What I really like the most about Hori and Miyamura's relationship is that through their intimacy we get to see them expose their third face to each-other which brings them even closer. Hori, who's always in control in her life, awakens her masochistic side, but only for Miyamura. She gets off on him roughing her up (mildly) both in public and private; Miyamura obliges, grudginly, because he'll do anything to make her happy. She's kinky, and Miyamura's fleixble. Their relationship goes to levels that frankly we never get to see in most anime.

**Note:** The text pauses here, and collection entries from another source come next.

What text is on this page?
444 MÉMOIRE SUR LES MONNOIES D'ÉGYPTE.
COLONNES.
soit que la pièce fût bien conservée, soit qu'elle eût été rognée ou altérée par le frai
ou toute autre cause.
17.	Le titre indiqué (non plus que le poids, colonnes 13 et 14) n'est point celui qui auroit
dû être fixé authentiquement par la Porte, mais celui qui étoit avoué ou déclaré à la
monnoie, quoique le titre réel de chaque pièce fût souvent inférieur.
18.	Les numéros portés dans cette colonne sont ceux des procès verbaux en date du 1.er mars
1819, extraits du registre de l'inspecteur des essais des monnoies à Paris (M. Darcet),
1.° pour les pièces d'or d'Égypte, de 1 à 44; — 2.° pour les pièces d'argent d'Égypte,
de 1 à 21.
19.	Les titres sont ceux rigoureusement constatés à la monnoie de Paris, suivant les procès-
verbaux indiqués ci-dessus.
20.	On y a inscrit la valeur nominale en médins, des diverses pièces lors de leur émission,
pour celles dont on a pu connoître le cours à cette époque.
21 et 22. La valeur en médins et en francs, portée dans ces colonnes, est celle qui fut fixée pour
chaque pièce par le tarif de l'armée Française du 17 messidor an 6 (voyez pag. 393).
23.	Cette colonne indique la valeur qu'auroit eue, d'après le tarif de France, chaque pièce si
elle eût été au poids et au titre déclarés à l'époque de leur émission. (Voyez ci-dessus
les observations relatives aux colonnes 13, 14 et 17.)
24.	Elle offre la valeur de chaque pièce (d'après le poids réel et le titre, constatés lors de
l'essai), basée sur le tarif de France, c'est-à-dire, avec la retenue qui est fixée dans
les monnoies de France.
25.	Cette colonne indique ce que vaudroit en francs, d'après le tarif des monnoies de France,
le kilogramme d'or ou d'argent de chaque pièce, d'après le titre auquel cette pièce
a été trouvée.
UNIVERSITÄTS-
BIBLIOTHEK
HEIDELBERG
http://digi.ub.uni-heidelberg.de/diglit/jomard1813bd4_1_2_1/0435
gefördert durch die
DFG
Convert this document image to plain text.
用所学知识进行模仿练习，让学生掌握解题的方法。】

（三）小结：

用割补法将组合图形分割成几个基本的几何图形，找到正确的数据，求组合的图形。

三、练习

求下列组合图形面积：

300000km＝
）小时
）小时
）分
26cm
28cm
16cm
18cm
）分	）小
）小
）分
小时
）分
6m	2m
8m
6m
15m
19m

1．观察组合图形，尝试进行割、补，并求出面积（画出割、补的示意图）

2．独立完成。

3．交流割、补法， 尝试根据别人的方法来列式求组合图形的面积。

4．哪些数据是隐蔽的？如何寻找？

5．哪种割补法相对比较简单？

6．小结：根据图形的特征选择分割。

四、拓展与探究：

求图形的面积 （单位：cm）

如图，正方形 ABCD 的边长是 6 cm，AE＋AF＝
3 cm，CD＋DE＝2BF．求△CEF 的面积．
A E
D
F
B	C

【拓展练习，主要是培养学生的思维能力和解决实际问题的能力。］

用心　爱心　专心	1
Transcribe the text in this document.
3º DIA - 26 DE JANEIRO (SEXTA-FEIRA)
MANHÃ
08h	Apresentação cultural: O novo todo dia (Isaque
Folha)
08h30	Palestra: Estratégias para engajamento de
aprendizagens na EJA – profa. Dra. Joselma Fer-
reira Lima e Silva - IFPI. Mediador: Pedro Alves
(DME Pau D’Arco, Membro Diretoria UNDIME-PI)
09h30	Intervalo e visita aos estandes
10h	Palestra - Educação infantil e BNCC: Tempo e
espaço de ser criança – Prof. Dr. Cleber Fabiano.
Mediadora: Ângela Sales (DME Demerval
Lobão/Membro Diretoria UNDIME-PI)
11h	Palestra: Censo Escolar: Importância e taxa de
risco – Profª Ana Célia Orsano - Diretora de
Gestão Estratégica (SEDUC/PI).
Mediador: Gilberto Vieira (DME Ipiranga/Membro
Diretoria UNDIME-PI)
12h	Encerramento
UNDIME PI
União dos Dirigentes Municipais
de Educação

The major complaint that most people have had with the manga, for years, is that once the main couple reaches the end of their romantic progression (and commit to a lifetime together), the story shifts away from pure romance between the MC's into random slice of life stuff and stories about the side characters. There's not as much of this in the anime, as opposed to the manga, because it's only a single cour, 13 episode series. If they'd have given us more of that, the manga readers may have rejoiced, but they also risked losing more audience who weren't intersted in the day-to-day lives of the characters.

In the end, Horimiya doesn't disappoint. It's a nice breath of fresh air. I thoroughly enjoyed it and it lived up to all the hopes and dreams I had after many years of reading the original manga.